Club: Swansea City FC | Opening: 1912 | Closing: 2005 | Final capacity: 11,700 seats


Vetch Field was the home of Swansea City from when they formed until they moved to the Liberty Stadium in 2005.

The stadium was built on a piece of waste ground that had already been used by local children to play football on. Vetch, a cabbage-like vegetable, grew wildly on the ground, which led to the name of the stadium.

Vetch Field opened in 1912. It originally consisted of one covered main stand and open terraces on the other sides. The stadium got gradually developed over the next decades, mostly by adding cover to the terraces.

Vetch Field set its record attendance in 1968, when 32,796 spectators attended a fixture versus Arsenal.

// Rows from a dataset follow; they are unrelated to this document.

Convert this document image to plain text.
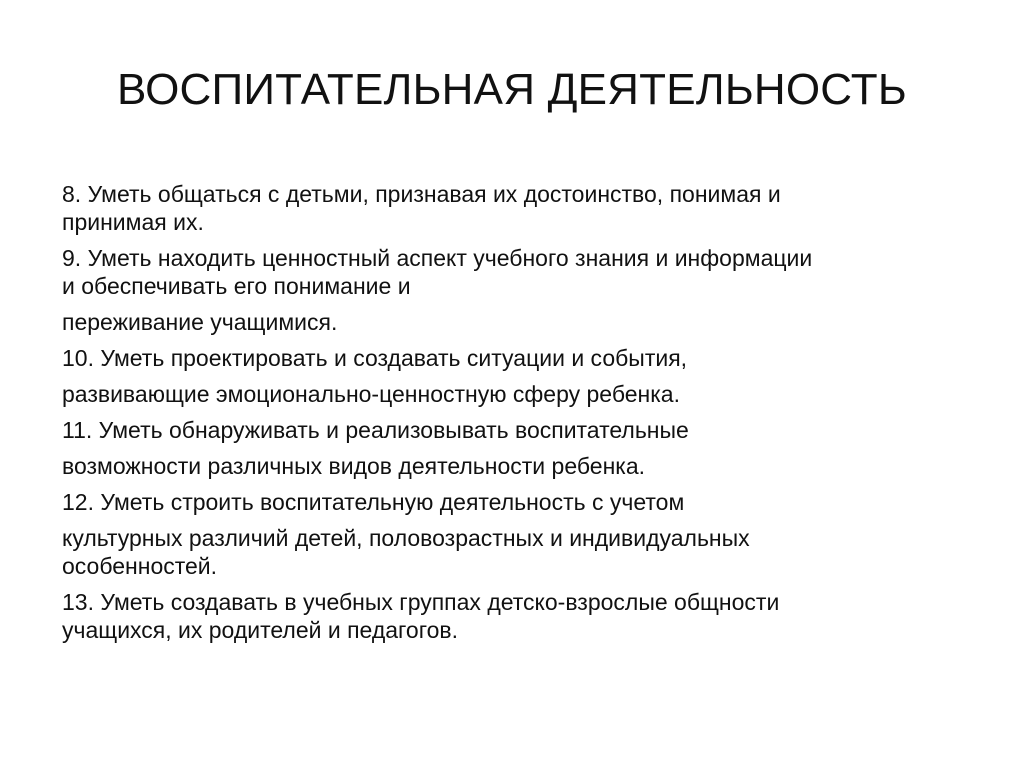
ВОСПИТАТЕЛЬНАЯ ДЕЯТЕЛЬНОСТЬ
8. Уметь общаться с детьми, признавая их достоинство, понимая и
принимая их.
9. Уметь находить ценностный аспект учебного знания и информации
и обеспечивать его понимание и
переживание учащимися.
10. Уметь проектировать и создавать ситуации и события,
развивающие эмоционально-ценностную сферу ребенка.
11. Уметь обнаруживать и реализовывать воспитательные
возможности различных видов деятельности ребенка.
12. Уметь строить воспитательную деятельность с учетом
культурных различий детей, половозрастных и индивидуальных
особенностей.
13. Уметь создавать в учебных группах детско-взрослые общности
учащихся, их родителей и педагогов.
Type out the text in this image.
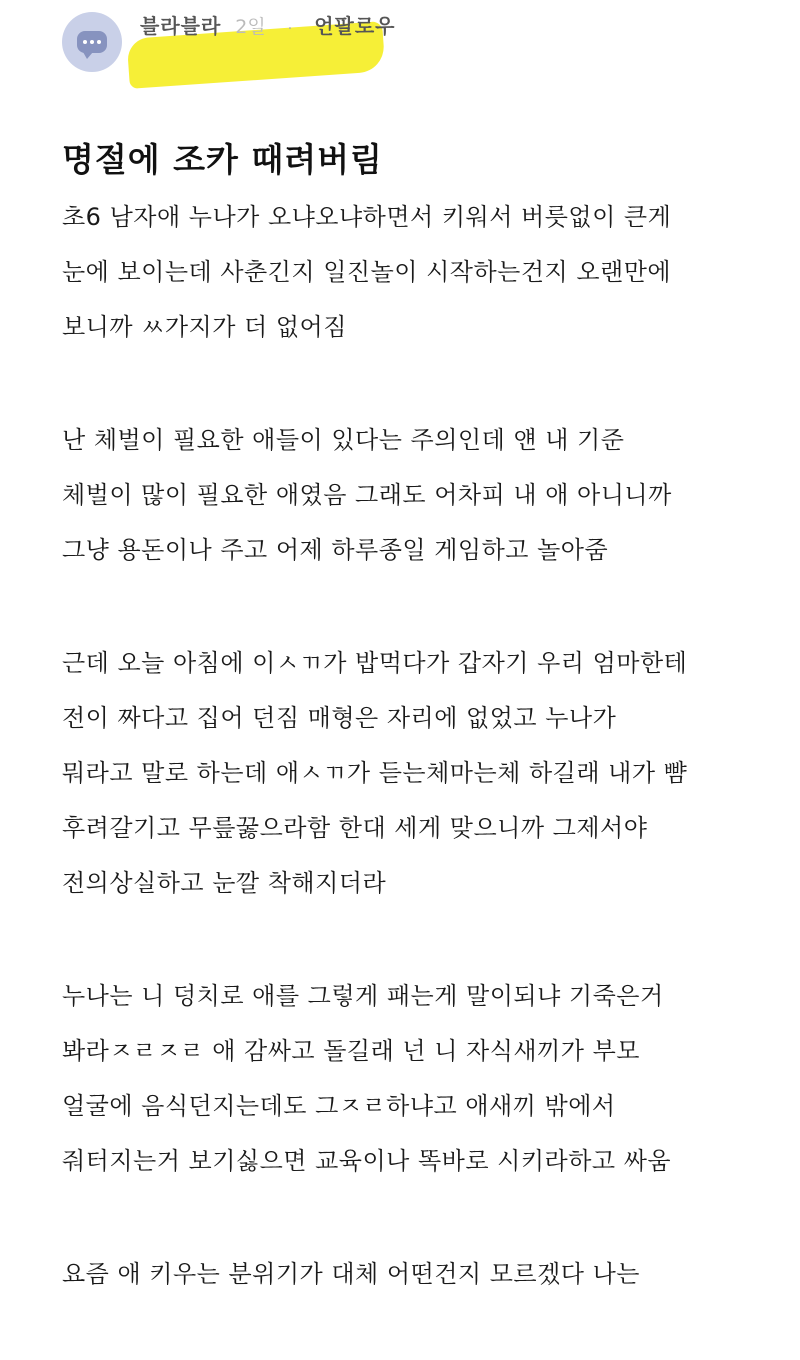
블라블라 2일 · 언팔로우
명절에 조카 때려버림
초6 남자애 누나가 오냐오냐하면서 키워서 버릇없이 큰게
눈에 보이는데 사춘긴지 일진놀이 시작하는건지 오랜만에
보니까 ㅆ가지가 더 없어짐
난 체벌이 필요한 애들이 있다는 주의인데 얜 내 기준
체벌이 많이 필요한 애였음 그래도 어차피 내 애 아니니까
그냥 용돈이나 주고 어제 하루종일 게임하고 놀아줌
근데 오늘 아침에 이ㅅㄲ가 밥먹다가 갑자기 우리 엄마한테
전이 짜다고 집어 던짐 매형은 자리에 없었고 누나가
뭐라고 말로 하는데 애ㅅㄲ가 듣는체마는체 하길래 내가 뺨
후려갈기고 무릎꿇으라함 한대 세게 맞으니까 그제서야
전의상실하고 눈깔 착해지더라
누나는 니 덩치로 애를 그렇게 패는게 말이되냐 기죽은거
봐라ㅈㄹㅈㄹ 애 감싸고 돌길래 넌 니 자식새끼가 부모
얼굴에 음식던지는데도 그ㅈㄹ하냐고 애새끼 밖에서
줘터지는거 보기싫으면 교육이나 똑바로 시키라하고 싸움
요즘 애 키우는 분위기가 대체 어떤건지 모르겠다 나는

In the late 1970s, Swansea started a redevelopment program which resulted in the construction of a double-decker seater-stand in place of the East terraces. Due to objections of the residents living behind the stand, it could only get constructed over two-thirds of the end.

Swansea had planned to redevelop the complete ground, but financial restrictions prevented this.

By the 2000s, Vetch Field had become significantly outdated, and even though Swansea resided in England’s lower leagues at that time, plans were made for the construction of a new stadium.

Liberty Stadium opened in the summer of 2005. The last match at Vetch Field was played on the 30th of April 2005 between Swansea and Shrewsbury Town (2-1).

The site of Vetch Field had initially been destined to be turned into a community centre and housing estate, but these plans never materialised. The ground lay derelict until 2011, when it finally got demolished.